C++ threads(data access on multiple cores)

Is there any problem if some shared data is accessed by multiple cores on a CPU?

Yes. There are several issues possible. Technically, if all you do, in all the threads, is to read the data, then there won't be any issues. Where things get ugly is if one thread modifies the value.

The mildest problem is that of a race condition. This is essentially a logical problem related to the fact that the output of your program depends on the relative timing between the read operations of one thread and the write operations of the other, which can be arbitrary (and non-deterministic). This can have effects ranging from a simple lag between the input and the output, to making certain input changes go unnoticed at the output, or even creating enough fluctuations at the output that it has stronger repercutions down the line (including wildly corrupt results).

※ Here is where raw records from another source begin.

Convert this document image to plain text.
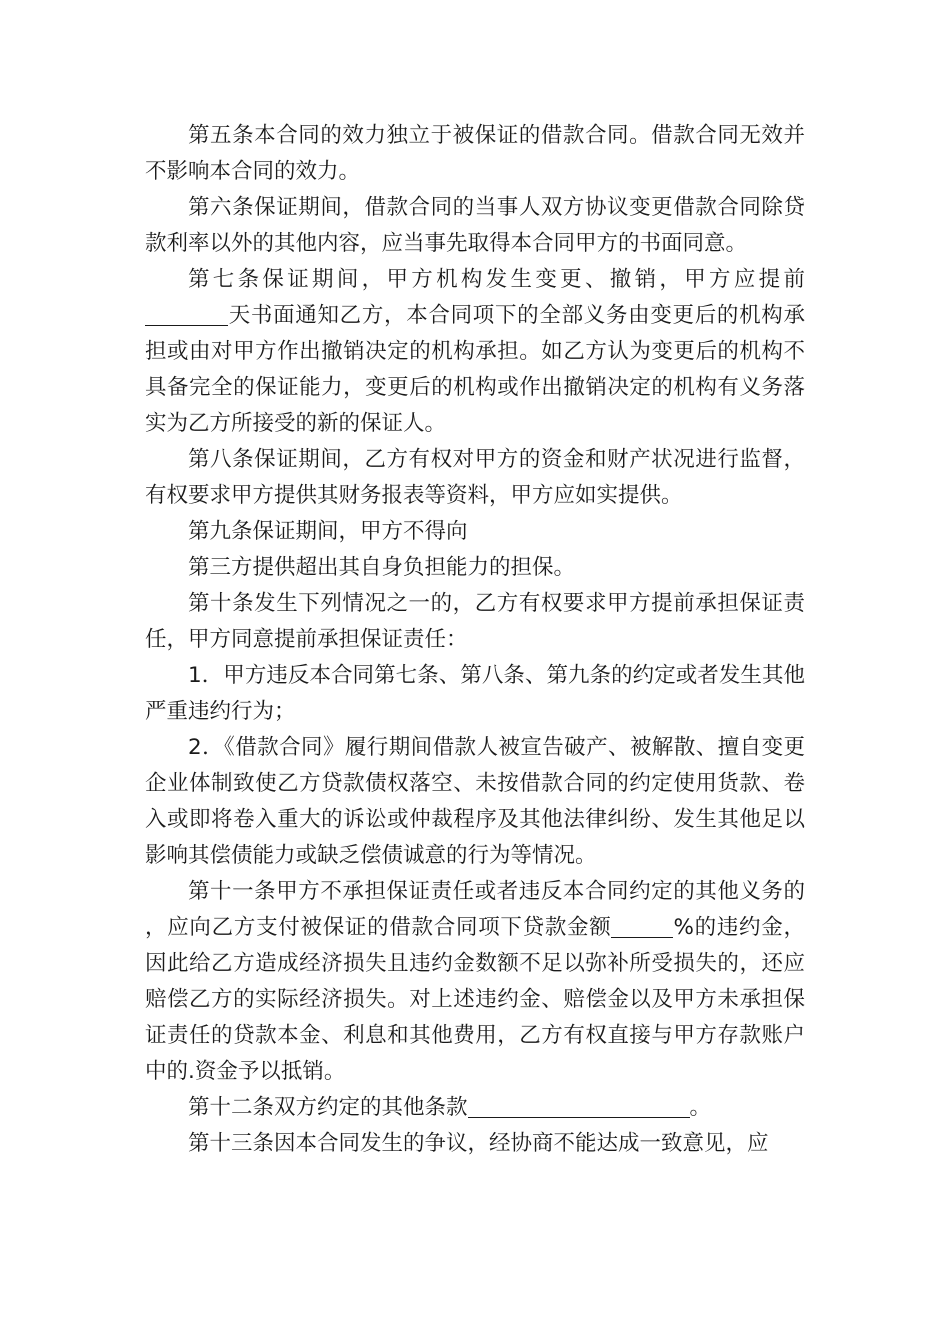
第五条本合同的效力独立于被保证的借款合同。借款合同无效并不影响本合同的效力。

第六条保证期间，借款合同的当事人双方协议变更借款合同除贷款利率以外的其他内容，应当事先取得本合同甲方的书面同意。

第七条保证期间，甲方机构发生变更、撤销，甲方应提前天书面通知乙方，本合同项下的全部义务由变更后的机构承担或由对甲方作出撤销决定的机构承担。如乙方认为变更后的机构不具备完全的保证能力，变更后的机构或作出撤销决定的机构有义务落实为乙方所接受的新的保证人。

第八条保证期间，乙方有权对甲方的资金和财产状况进行监督，有权要求甲方提供其财务报表等资料，甲方应如实提供。

第九条保证期间，甲方不得向

第三方提供超出其自身负担能力的担保。

第十条发生下列情况之一的，乙方有权要求甲方提前承担保证责任，甲方同意提前承担保证责任：

1．甲方违反本合同第七条、第八条、第九条的约定或者发生其他严重违约行为；

2．《借款合同》履行期间借款人被宣告破产、被解散、擅自变更企业体制致使乙方贷款债权落空、未按借款合同的约定使用货款、卷入或即将卷入重大的诉讼或仲裁程序及其他法律纠纷、发生其他足以影响其偿债能力或缺乏偿债诚意的行为等情况。

第十一条甲方不承担保证责任或者违反本合同约定的其他义务的，应向乙方支付被保证的借款合同项下贷款金额	%的违约金，因此给乙方造成经济损失且违约金数额不足以弥补所受损失的，还应赔偿乙方的实际经济损失。对上述违约金、赔偿金以及甲方未承担保证责任的贷款本金、利息和其他费用，乙方有权直接与甲方存款账户中的.资金予以抵销。

第十二条双方约定的其他条款	。

第十三条因本合同发生的争议，经协商不能达成一致意见，应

Another problem is that sometimes, the write operation will be only partially accomplished when the thread is interrupted (by the OS scheduling), and if another thread reads the data at that point, it will read a completely corrupt value. This may sound like a very unlikely event, but when you are running a fast-paced loop, unlikely events become likely very quickly. This is generally solved with either a mutex (std::mutex in C++11), or atomic operations (std::atomic in C++11). A mutex is costly (blocking threads), but atomics (which are much less costly) should not be used for types that are too large or on which you are going to spend too much processing time on single read-writes.

Yet another problem is another kind of logical error. If two threads are writing to the same value, then they might negate each others actions. For example, if you are incrementing the same counter in both threads. Both threads might read the counter's value at the same time (i.e., the same value), they each do an increment on the value, and then they both write the value back to the cache / RAM. The result is that the value is only incremented once, when it really should have been incremented twice. Again, these issues are solved with mutexes or atomics, or other thread synchronization devices like semaphores, condition variables, futures / promises, memory barriers, etc.

There are other issues, with fancier names. But these are the basic ones, but, of course, things get increasingly difficult to deal with as the complexity of the program increases. A very important case is that of dynamic arrays and pointers. Imagine you have a std::vector object shared between two threads, and one resizes it while the other is iterating through it, it's like a pile of doodoo hitting a fan, as they say. At the very least, these types of things need to be protected by a mutex. The rule should be: when in doubt, protect with a mutex. Later on, if the mutexes become bottlenecks to the performance, you can selectively remove them, find ways around them, or use more efficient specialized alternatives (like spinlocks or lock-free algorithms).

With the use of thread synchronization devices like those listed above, there are a number of additional issues to worry about, in particular, dead-locks.

Here is a nice article introducing these concepts.

Thanks a lot for the reply mike_2000_17!

The links are very useful. Well, in my case, i am only doing reads and also ensuring there is no data shared between threads. So, it should be fine for me.

Also, i have another scenario where i have something like this:

void foo(List _list)
{
   // alter list
}

Now, i am sending the list by reference so that the data wouldn't be shared across threads. Right now, my list is small, and i can afford to do a pass by value. But, i would like to have a pass by reference for this.

I am planning to use a mutex for this purpose.(when the list would be altered)

Thanks!

I am planning to use a mutex for this purpose.(when the list would be altered)

That's definitely required here. You might want to check out my code snippet on lockable variables.